For survival time, a fixed-sample test based on 121 observed deaths was defined in the protocol. Controlling the family-wise error rate at the level of 5%, this test was planned as a confirmatory test in the event of a significant result for the primary end point, with the option of a redesign according to Mu¨ller and Scha¨fer.

Conclusion:
• In clinical trials with interim analysis where the final analysis is performed at a significance level less than 0.05, the correct way for presenting the confidence interval should be using the corresponding percentage.
• In practice, the correct, but odd way was not usually followed. Instead, no matter what the significance level is for the final analysis, the confidence interval is always presented as 95% confidence interval.
• It seems to be acceptable or has been accepted in publications to present a confidence interval that does not match the corresponding significance level or alpha level.

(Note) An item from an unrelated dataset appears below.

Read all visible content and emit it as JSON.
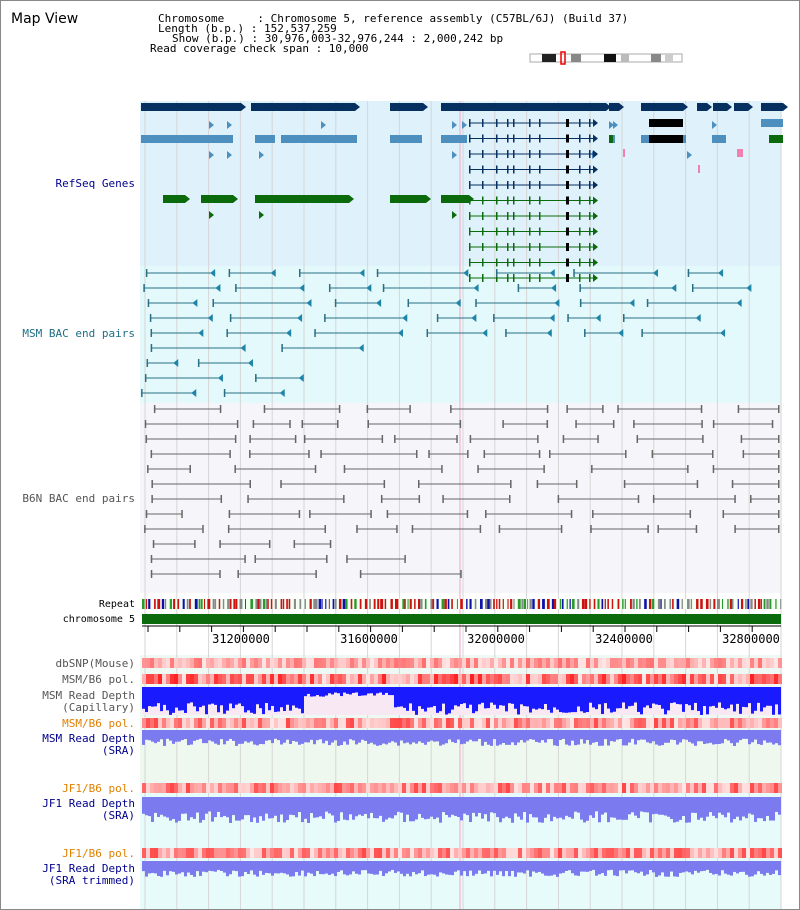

If the overall significance level is 0.05, the 95% confidence interval can always be presented no matter what the alpha level or significance level is left for the final analysis due to the adjustment for multiplicity for performing interim analyses.

#### 1 comment:

Redman said...

What are your thoughts on creating 90% CI for comparison between-treatment differences in safety lab parameters (like AST)?

Recently, I learned that a pharma would like to do that in their study (Phase 1 safety and tolerability study), however, I wonder how much value that can add, especially for log-normal parameters like WBC values?